High above Broad Street
, in the shadow of Philadelphia’s City Hall
, the French aerial troupe La Compagnie Transe Express
, closed out the month long Philadelphia International Festival of the Arts
. Crowds had gathered on the closed-off street to enjoy an otherwise beautiful Saturday street fair and eagerly anticipated the dusk performance.
Just off the street, on Locust across from the Kimmel Center for the Performing Arts
, sat a large construction crane, but that night it would hoist no ordinary payload; rather, it would lift a weird trapeze contraption with fold out appendages for the suspension of eight percussionists. With their eerie bell tolls and erratic drumbeat, four additional aerialists performed from swings, hanging, while the entire contraption was lifted several hundred feet and slowly twirled.

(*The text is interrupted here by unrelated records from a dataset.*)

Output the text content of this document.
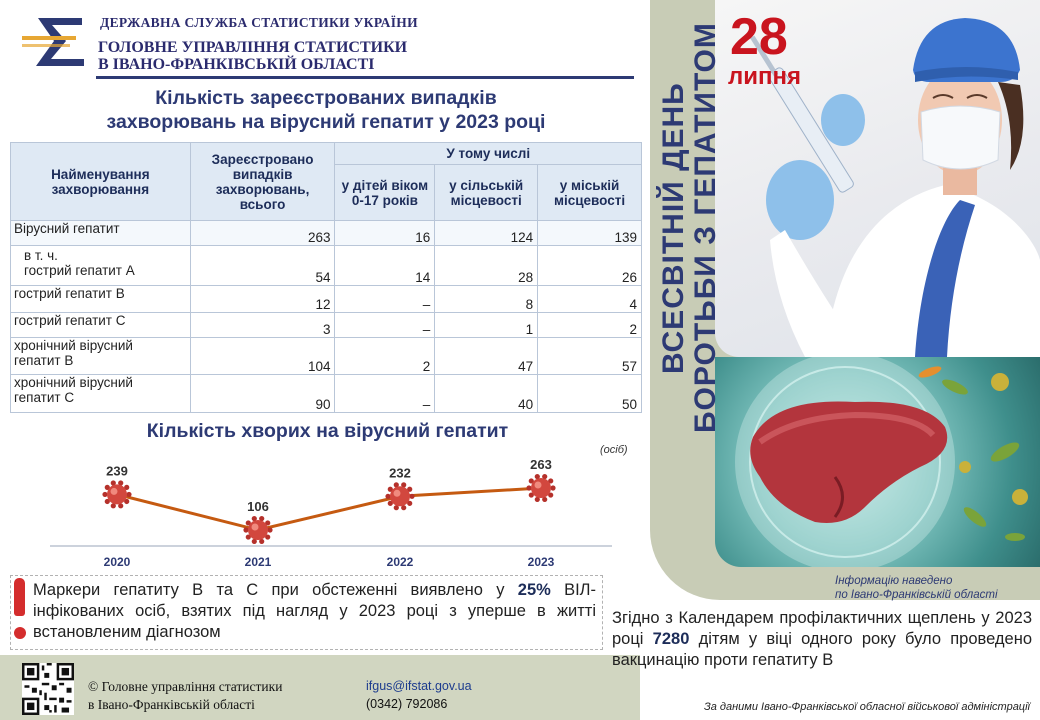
ДЕРЖАВНА СЛУЖБА СТАТИСТИКИ УКРАЇНИ
ГОЛОВНЕ УПРАВЛІННЯ СТАТИСТИКИ
В ІВАНО-ФРАНКІВСЬКІЙ ОБЛАСТІ
Кількість зареєстрованих випадків
захворювань на вірусний гепатит у 2023 році
Найменування захворювання	Зареєстровано випадків захворювань, всього	У тому числі		
		у дітей віком 0-17 років	у сільській місцевості	у міській місцевості
Вірусний гепатит	263	16	124	139

в т. ч.
гострий гепатит А	54	14	28	26
гострий гепатит В	12	–	8	4
гострий гепатит С	3	–	1	2

хронічний вірусний
гепатит В	104	2	47	57

хронічний вірусний
гепатит С	90	–	40	50
Кількість хворих на вірусний гепатит
(осіб)
239
106
232
263
2020	2021	2022	2023
Маркери гепатиту В та С при обстеженні виявлено у 25% ВІЛ-інфікованих осіб, взятих під нагляд у 2023 році з уперше в житті встановленим діагнозом
© Головне управління статистики
в Івано-Франківській області
ifgus@ifstat.gov.ua
(0342) 792086
28
липня
ВСЕСВІТНІЙ ДЕНЬ БОРОТЬБИ З ГЕПАТИТОМ
Інформацію наведено
по Івано-Франківській області
Згідно з Календарем профілактичних щеплень у 2023 році 7280 дітям у віці одного року було проведено вакцинацію проти гепатиту В
За даними Івано-Франківської обласної військової адміністрації
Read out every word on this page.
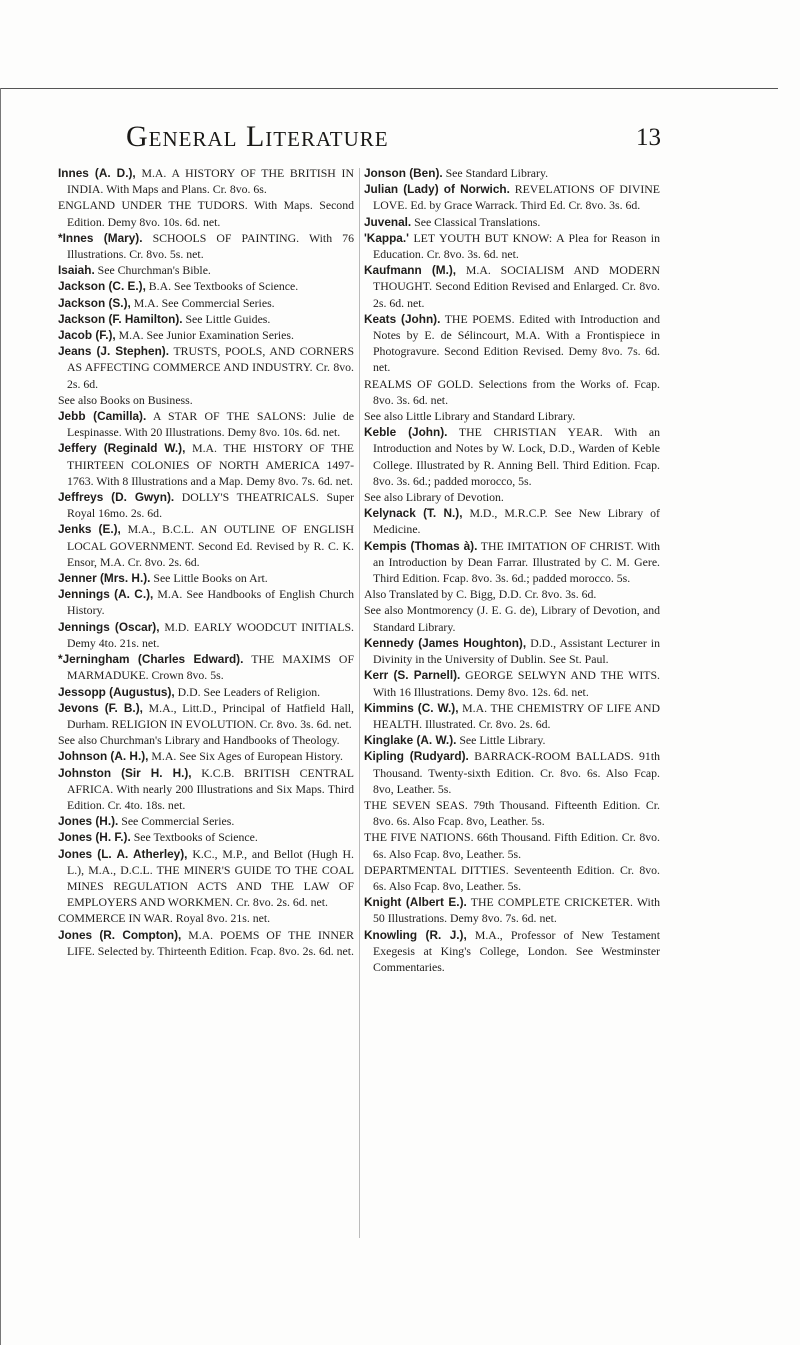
General Literature	13

Innes (A. D.), M.A. A HISTORY OF THE BRITISH IN INDIA. With Maps and Plans. Cr. 8vo. 6s.

ENGLAND UNDER THE TUDORS. With Maps. Second Edition. Demy 8vo. 10s. 6d. net.

*Innes (Mary). SCHOOLS OF PAINTING. With 76 Illustrations. Cr. 8vo. 5s. net.

Isaiah. See Churchman's Bible.

Jackson (C. E.), B.A. See Textbooks of Science.

Jackson (S.), M.A. See Commercial Series.

Jackson (F. Hamilton). See Little Guides.

Jacob (F.), M.A. See Junior Examination Series.

Jeans (J. Stephen). TRUSTS, POOLS, AND CORNERS AS AFFECTING COMMERCE AND INDUSTRY. Cr. 8vo. 2s. 6d.

See also Books on Business.

Jebb (Camilla). A STAR OF THE SALONS: Julie de Lespinasse. With 20 Illustrations. Demy 8vo. 10s. 6d. net.

Jeffery (Reginald W.), M.A. THE HISTORY OF THE THIRTEEN COLONIES OF NORTH AMERICA 1497-1763. With 8 Illustrations and a Map. Demy 8vo. 7s. 6d. net.

Jeffreys (D. Gwyn). DOLLY'S THEATRICALS. Super Royal 16mo. 2s. 6d.

Jenks (E.), M.A., B.C.L. AN OUTLINE OF ENGLISH LOCAL GOVERNMENT. Second Ed. Revised by R. C. K. Ensor, M.A. Cr. 8vo. 2s. 6d.

Jenner (Mrs. H.). See Little Books on Art.

Jennings (A. C.), M.A. See Handbooks of English Church History.

Jennings (Oscar), M.D. EARLY WOODCUT INITIALS. Demy 4to. 21s. net.

*Jerningham (Charles Edward). THE MAXIMS OF MARMADUKE. Crown 8vo. 5s.

Jessopp (Augustus), D.D. See Leaders of Religion.

Jevons (F. B.), M.A., Litt.D., Principal of Hatfield Hall, Durham. RELIGION IN EVOLUTION. Cr. 8vo. 3s. 6d. net.

See also Churchman's Library and Handbooks of Theology.

Johnson (A. H.), M.A. See Six Ages of European History.

Johnston (Sir H. H.), K.C.B. BRITISH CENTRAL AFRICA. With nearly 200 Illustrations and Six Maps. Third Edition. Cr. 4to. 18s. net.

Jones (H.). See Commercial Series.

Jones (H. F.). See Textbooks of Science.

Jones (L. A. Atherley), K.C., M.P., and Bellot (Hugh H. L.), M.A., D.C.L. THE MINER'S GUIDE TO THE COAL MINES REGULATION ACTS AND THE LAW OF EMPLOYERS AND WORKMEN. Cr. 8vo. 2s. 6d. net.

COMMERCE IN WAR. Royal 8vo. 21s. net.

Jones (R. Compton), M.A. POEMS OF THE INNER LIFE. Selected by. Thirteenth Edition. Fcap. 8vo. 2s. 6d. net.

Jonson (Ben). See Standard Library.

Julian (Lady) of Norwich. REVELATIONS OF DIVINE LOVE. Ed. by Grace Warrack. Third Ed. Cr. 8vo. 3s. 6d.

Juvenal. See Classical Translations.

'Kappa.' LET YOUTH BUT KNOW: A Plea for Reason in Education. Cr. 8vo. 3s. 6d. net.

Kaufmann (M.), M.A. SOCIALISM AND MODERN THOUGHT. Second Edition Revised and Enlarged. Cr. 8vo. 2s. 6d. net.

Keats (John). THE POEMS. Edited with Introduction and Notes by E. de Sélincourt, M.A. With a Frontispiece in Photogravure. Second Edition Revised. Demy 8vo. 7s. 6d. net.

REALMS OF GOLD. Selections from the Works of. Fcap. 8vo. 3s. 6d. net.

See also Little Library and Standard Library.

Keble (John). THE CHRISTIAN YEAR. With an Introduction and Notes by W. Lock, D.D., Warden of Keble College. Illustrated by R. Anning Bell. Third Edition. Fcap. 8vo. 3s. 6d.; padded morocco, 5s.

See also Library of Devotion.

Kelynack (T. N.), M.D., M.R.C.P. See New Library of Medicine.

Kempis (Thomas à). THE IMITATION OF CHRIST. With an Introduction by Dean Farrar. Illustrated by C. M. Gere. Third Edition. Fcap. 8vo. 3s. 6d.; padded morocco. 5s.

Also Translated by C. Bigg, D.D. Cr. 8vo. 3s. 6d.

See also Montmorency (J. E. G. de), Library of Devotion, and Standard Library.

Kennedy (James Houghton), D.D., Assistant Lecturer in Divinity in the University of Dublin. See St. Paul.

Kerr (S. Parnell). GEORGE SELWYN AND THE WITS. With 16 Illustrations. Demy 8vo. 12s. 6d. net.

Kimmins (C. W.), M.A. THE CHEMISTRY OF LIFE AND HEALTH. Illustrated. Cr. 8vo. 2s. 6d.

Kinglake (A. W.). See Little Library.

Kipling (Rudyard). BARRACK-ROOM BALLADS. 91th Thousand. Twenty-sixth Edition. Cr. 8vo. 6s. Also Fcap. 8vo, Leather. 5s.

THE SEVEN SEAS. 79th Thousand. Fifteenth Edition. Cr. 8vo. 6s. Also Fcap. 8vo, Leather. 5s.

THE FIVE NATIONS. 66th Thousand. Fifth Edition. Cr. 8vo. 6s. Also Fcap. 8vo, Leather. 5s.

DEPARTMENTAL DITTIES. Seventeenth Edition. Cr. 8vo. 6s. Also Fcap. 8vo, Leather. 5s.

Knight (Albert E.). THE COMPLETE CRICKETER. With 50 Illustrations. Demy 8vo. 7s. 6d. net.

Knowling (R. J.), M.A., Professor of New Testament Exegesis at King's College, London. See Westminster Commentaries.
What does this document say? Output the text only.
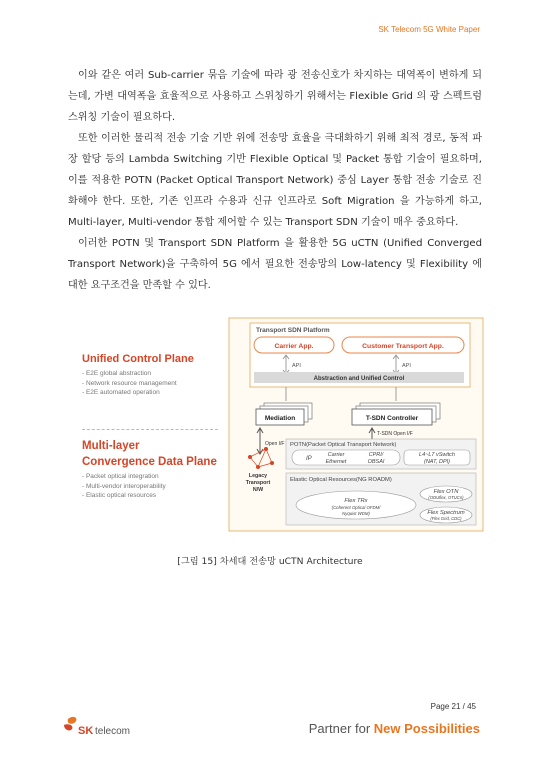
SK Telecom 5G White Paper

이와 같은 여러 Sub-carrier 묶음 기술에 따라 광 전송신호가 차지하는 대역폭이 변하게 되는데, 가변 대역폭을 효율적으로 사용하고 스위칭하기 위해서는 Flexible Grid 의 광 스펙트럼 스위칭 기술이 필요하다.

또한 이러한 물리적 전송 기술 기반 위에 전송망 효율을 극대화하기 위해 최적 경로, 동적 파장 할당 등의 Lambda Switching 기반 Flexible Optical 및 Packet 통합 기술이 필요하며, 이를 적용한 POTN (Packet Optical Transport Network) 중심 Layer 통합 전송 기술로 진화해야 한다. 또한, 기존 인프라 수용과 신규 인프라로 Soft Migration 을 가능하게 하고, Multi-layer, Multi-vendor 통합 제어할 수 있는 Transport SDN 기술이 매우 중요하다.

이러한 POTN 및 Transport SDN Platform 을 활용한 5G uCTN (Unified Converged Transport Network)을 구축하여 5G 에서 필요한 전송망의 Low-latency 및 Flexibility 에 대한 요구조건을 만족할 수 있다.

Unified Control Plane
- E2E global abstraction
- Network resource management
- E2E automated operation
Multi-layer
Convergence Data Plane
- Packet optical integration
- Multi-vendor interoperability
- Elastic optical resources
Transport SDN Platform
Carrier App.	Customer Transport App.
API	API
Abstraction and Unified Control
Mediation	T-SDN Controller
Open I/F
T-SDN Open I/F
POTN(Packet Optical Transport Network)
IP
Carrier
Ethernet
CPRI/
OBSAI
L4~L7 vSwitch
(NAT, DPI)
Legacy
Transport
N/W
Elastic Optical Resources(NG ROADM)
Flex OTN
(ODUflex, OTUCn)
Flex TRx
(Coherent Optical OFDM/
Nyquist WDM)	Flex Spectrum
(Flex Grid, CDC)
[그림 15] 차세대 전송망 uCTN Architecture
Page 21 / 45
SK telecom	Partner for New Possibilities
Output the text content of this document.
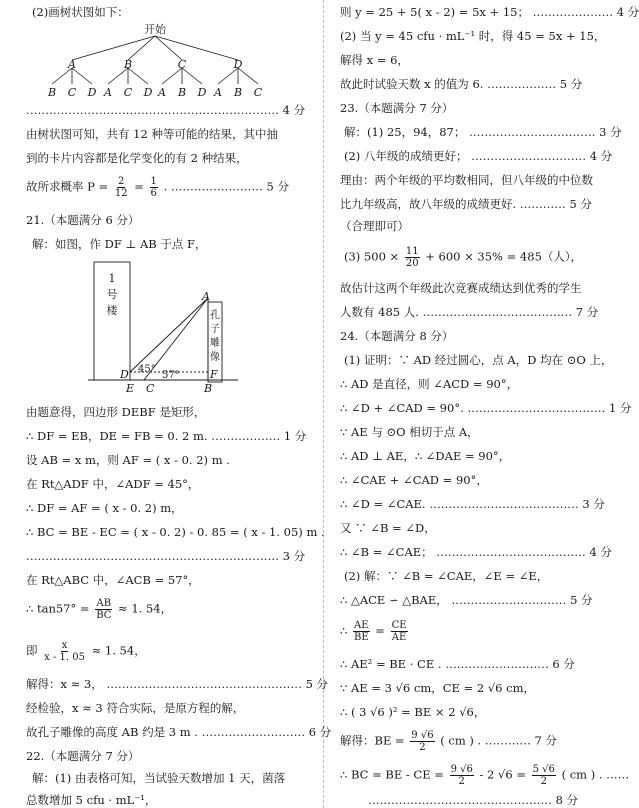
(2)画树状图如下：
开始
A	B	C	D
B C D A C D A B D A B C
………………………………………………………… 4 分
由树状图可知，共有 12 种等可能的结果，其中抽
到的卡片内容都是化学变化的有 2 种结果，
故所求概率 $P = \frac{2}{12} = \frac{1}{6}$ . …………………… 5 分
21.（本题满分 6 分）
解：如图，作 DF ⊥ AB 于点 F，
1
号
楼	孔
子
雕
像
A
D	F
E C	B
45°
57°
由题意得，四边形 DEBF 是矩形，
∴ DF = EB，DE = FB = 0. 2 m. ……………… 1 分
设 AB = x m，则 AF = ( x - 0. 2) m .
在 Rt△ADF 中，∠ADF = 45°，
∴ DF = AF = ( x - 0. 2) m，
∴ BC = BE - EC = ( x - 0. 2) - 0. 85 = ( x - 1. 05) m .
………………………………………………………… 3 分
在 Rt△ABC 中，∠ACB = 57°，
∴ $\tan 57^\circ = \frac{AB}{BC} \approx 1$. 54，
即 $\frac{x}{x - 1. 05} \approx 1$. 54，
解得：x ≈ 3， …………………………………………… 5 分
经检验，x ≈ 3 符合实际，是原方程的解，
故孔子雕像的高度 AB 约是 3 m . ……………………… 6 分
22.（本题满分 7 分）
解：(1) 由表格可知，当试验天数增加 1 天，菌落
总数增加 5 cfu · mL⁻¹，
则 y = 25 + 5( x - 2) = 5x + 15； ………………… 4 分
(2) 当 y = 45 cfu · mL⁻¹ 时，得 45 = 5x + 15，
解得 x = 6，
故此时试验天数 x 的值为 6. ……………… 5 分
23.（本题满分 7 分）
解：(1) 25，94，87； …………………………… 3 分
(2) 八年级的成绩更好； ………………………… 4 分
理由：两个年级的平均数相同，但八年级的中位数
比九年级高，故八年级的成绩更好. ………… 5 分
（合理即可）
(3) $500 \times \frac{11}{20} + 600 \times 35\% = 485$（人），
故估计这两个年级此次竞赛成绩达到优秀的学生
人数有 485 人. ………………………………… 7 分
24.（本题满分 8 分）
(1) 证明：∵ AD 经过圆心，点 A，D 均在 ⊙O 上，
∴ AD 是直径，则 ∠ACD = 90°，
∴ ∠D + ∠CAD = 90°. ……………………………… 1 分
∵ AE 与 ⊙O 相切于点 A，
∴ AD ⊥ AE，∴ ∠DAE = 90°，
∴ ∠CAE + ∠CAD = 90°，
∴ ∠D = ∠CAE. ………………………………… 3 分
又 ∵ ∠B = ∠D，
∴ ∠B = ∠CAE； ………………………………… 4 分
(2) 解：∵ ∠B = ∠CAE，∠E = ∠E，
∴ △ACE ∽ △BAE， ………………………… 5 分
∴ $\frac{AE}{BE} = \frac{CE}{AE}$
∴ AE² = BE · CE . ……………………… 6 分
∵ AE = 3 √6 cm，CE = 2 √6 cm，
∴ ( 3 √6 )² = BE × 2 √6，
解得：BE = $\frac{9 √6}{2}$ ( cm ) . ………… 7 分
∴ BC = BE - CE = $\frac{9 √6}{2} - 2$ $√6 = \frac{5 √6}{2}$ ( cm ) . ……
………………………………………… 8 分
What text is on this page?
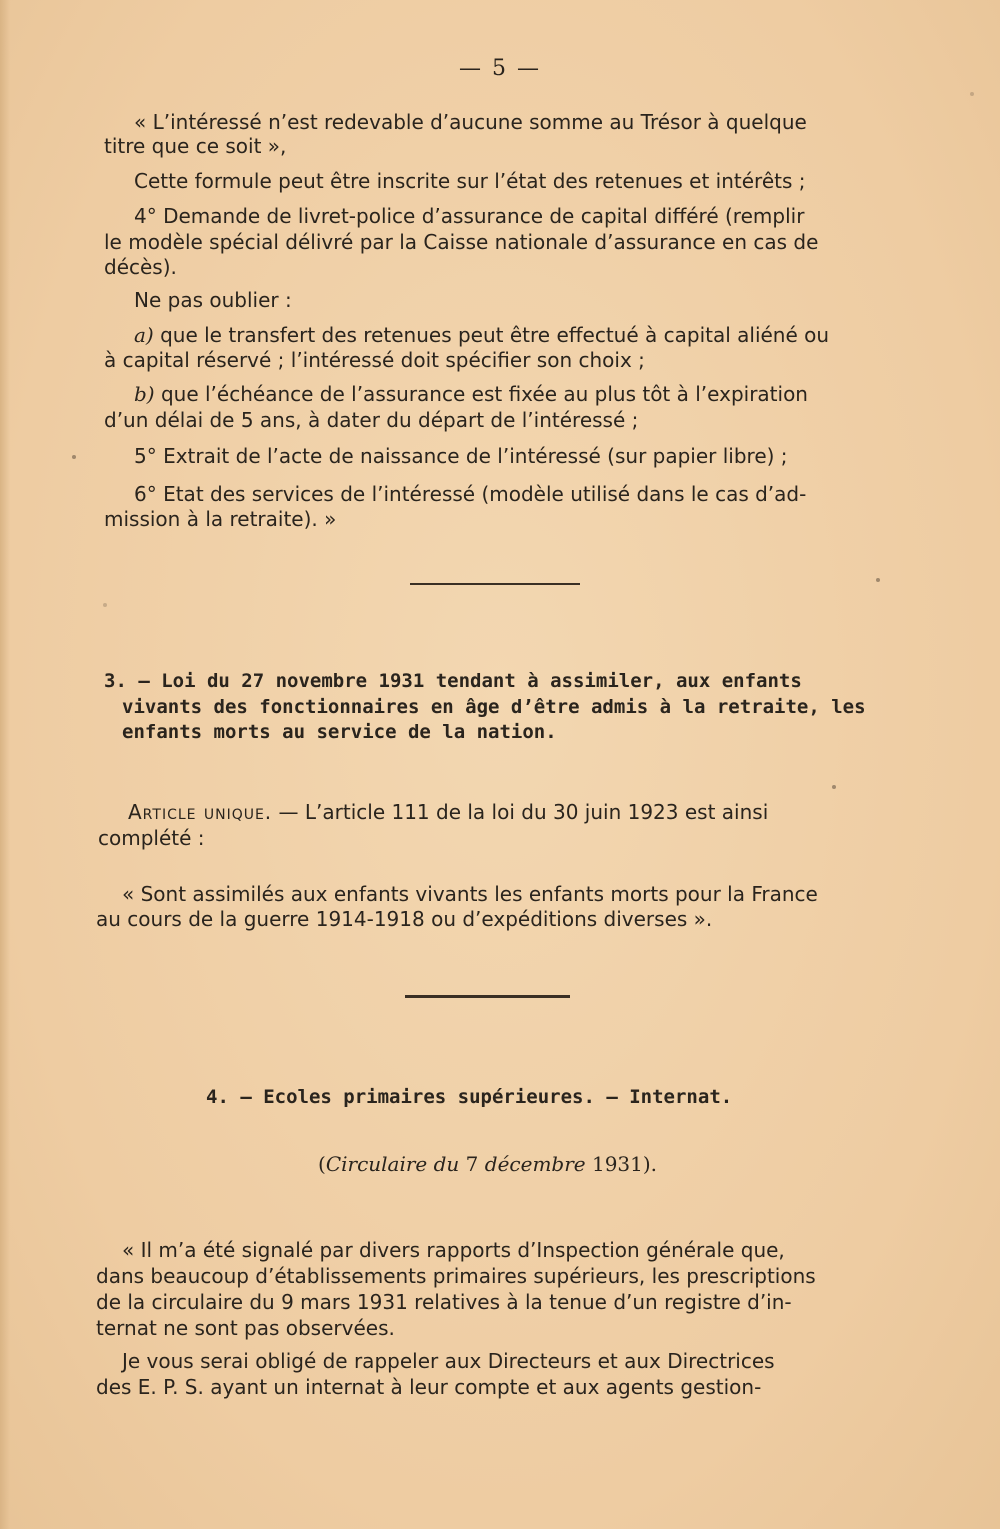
— 5 —
« L’intéressé n’est redevable d’aucune somme au Trésor à quelque
titre que ce soit »,
Cette formule peut être inscrite sur l’état des retenues et intérêts ;
4° Demande de livret-police d’assurance de capital différé (remplir
le modèle spécial délivré par la Caisse nationale d’assurance en cas de
décès).
Ne pas oublier :
a) que le transfert des retenues peut être effectué à capital aliéné ou
à capital réservé ; l’intéressé doit spécifier son choix ;
b) que l’échéance de l’assurance est fixée au plus tôt à l’expiration
d’un délai de 5 ans, à dater du départ de l’intéressé ;
5° Extrait de l’acte de naissance de l’intéressé (sur papier libre) ;
6° Etat des services de l’intéressé (modèle utilisé dans le cas d’ad-
mission à la retraite). »
3. — Loi du 27 novembre 1931 tendant à assimiler, aux enfants
vivants des fonctionnaires en âge d’être admis à la retraite, les
enfants morts au service de la nation.
Article unique. — L’article 111 de la loi du 30 juin 1923 est ainsi
complété :
« Sont assimilés aux enfants vivants les enfants morts pour la France
au cours de la guerre 1914-1918 ou d’expéditions diverses ».
4. — Ecoles primaires supérieures. — Internat.
(Circulaire du 7 décembre 1931).
« Il m’a été signalé par divers rapports d’Inspection générale que,
dans beaucoup d’établissements primaires supérieurs, les prescriptions
de la circulaire du 9 mars 1931 relatives à la tenue d’un registre d’in-
ternat ne sont pas observées.
Je vous serai obligé de rappeler aux Directeurs et aux Directrices
des E. P. S. ayant un internat à leur compte et aux agents gestion-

We were fortunate to see the spectacle from an otherwise useless balcony on an upper deck of the Kimmel Center that overlooks the section of Broad Street known as the Avenue of the Arts
. Designed by world renowned architect Raphael Vinoly
, this center has been the home to the Philadelphia Orchestra since late 2001.
Under a large glass archway that looks like New York’s World Financial Center’s Winter Garden on steroids are two boxes containing the performance spaces. While the acoustics and interior of the concert halls are wonderful, the public atrium is sterile and underutilized.
Fortunately Philadelphia’s local starchitects Kieran-Timberlake
will soon be reinvigorating the lower levels with their new master plan. Till then, however, the temporary installation of a mini illuminated Eiffel tower and suspended train-n-plane show, will be the only architectural feature worth visiting without a ticket to a show.